For Executing Forms 3, 4 and 5

 

KNOW ALL BY THESE PRESENTS, that the undersigned hereby constitutes and appoints each of David Gershon or Ron Golan, or any of them, each acting alone, his or her true and lawful attorney-in-fact to:

 

  (1) execute for and on behalf of the undersigned a Form 3, Form 4 or Form 5, or any amendment thereto, relating to the securities of Finnovate Acquisition Corp., in accordance with Section 16(a) of the Securities Exchange Act of 1934 and the rules thereunder;
     
  (2) do and perform any and all acts for and on behalf of the undersigned which may be necessary or desirable to complete and execute such Form 3, Form 4 or Form 5, or any amendment thereto, and the timely filing of such form with the United States Securities and Exchange Commission and any other authority; and
     
  (3) take any other action of any type whatsoever in connection with the foregoing which, in the opinion of such attorney-in-fact, may be of benefit to, in the best interest of, or legally required by, the undersigned, it being understood that the documents executed by such attorney-in-fact on behalf of the undersigned pursuant to this Power of Attorney shall be in such form and shall contain such terms and conditions as such attorney-in-fact may approve in such attorney-in-fact’s discretion.

 

The undersigned hereby grants to each such attorney-in-fact full power and authority to do and perform any and every act and thing whatsoever requisite, necessary and proper to be done in the exercise of any of the rights and powers herein granted, as fully to all intents and purposes as such undersigned might or could do if personally present, hereby ratifying and confirming all that such attorney-in-fact shall lawfully do or cause to be done by virtue of this Power of Attorney and the rights and powers herein granted.

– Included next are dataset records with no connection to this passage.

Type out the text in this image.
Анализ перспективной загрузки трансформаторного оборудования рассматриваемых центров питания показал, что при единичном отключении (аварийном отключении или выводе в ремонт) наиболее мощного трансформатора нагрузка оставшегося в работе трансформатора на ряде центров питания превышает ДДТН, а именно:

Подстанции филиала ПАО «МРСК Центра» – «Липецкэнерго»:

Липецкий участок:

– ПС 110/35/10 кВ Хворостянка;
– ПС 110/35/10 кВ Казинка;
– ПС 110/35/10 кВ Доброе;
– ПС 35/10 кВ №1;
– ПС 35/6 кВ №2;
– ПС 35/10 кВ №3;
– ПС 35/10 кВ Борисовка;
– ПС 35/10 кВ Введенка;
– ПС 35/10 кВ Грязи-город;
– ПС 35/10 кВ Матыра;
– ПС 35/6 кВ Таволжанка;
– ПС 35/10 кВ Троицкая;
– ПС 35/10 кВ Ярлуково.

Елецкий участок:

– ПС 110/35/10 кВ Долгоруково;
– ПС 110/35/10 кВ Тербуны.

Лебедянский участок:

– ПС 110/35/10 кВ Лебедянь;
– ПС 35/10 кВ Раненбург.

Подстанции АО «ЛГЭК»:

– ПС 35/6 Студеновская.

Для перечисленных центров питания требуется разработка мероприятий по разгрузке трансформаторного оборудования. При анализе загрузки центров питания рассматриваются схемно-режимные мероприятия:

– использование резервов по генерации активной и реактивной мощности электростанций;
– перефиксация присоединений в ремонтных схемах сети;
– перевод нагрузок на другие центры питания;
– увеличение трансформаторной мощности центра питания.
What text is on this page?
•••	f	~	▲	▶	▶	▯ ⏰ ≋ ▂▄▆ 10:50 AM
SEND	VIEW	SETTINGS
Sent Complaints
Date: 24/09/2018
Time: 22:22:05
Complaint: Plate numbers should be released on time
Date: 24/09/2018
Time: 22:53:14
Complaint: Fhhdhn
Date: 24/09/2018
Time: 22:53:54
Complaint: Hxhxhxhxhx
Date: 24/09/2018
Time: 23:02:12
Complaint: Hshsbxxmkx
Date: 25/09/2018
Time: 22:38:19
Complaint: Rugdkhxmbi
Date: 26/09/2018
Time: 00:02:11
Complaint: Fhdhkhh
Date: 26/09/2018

The undersigned acknowledges that each of the foregoing attorneys-in-fact, in serving in such capacity at the request of the undersigned, is not assuming any of the undersigned’s responsibilities to comply with Section 16 of the Securities Exchange Act of 1934. This Power of Attorney shall remain in full force and effect until the undersigned is no longer required to file Forms 3, 4 and 5 with respect to the undersigned’s holdings of and transactions in securities issued by Finnovate Acquisition Corp. unless earlier revoked by the undersigned in a signed writing delivered to the foregoing attorneys-in-fact.

 

IN WITNESS WHEREOF, the undersigned has caused this Power of Attorney to be executed as of this 3rd day of November, 2021.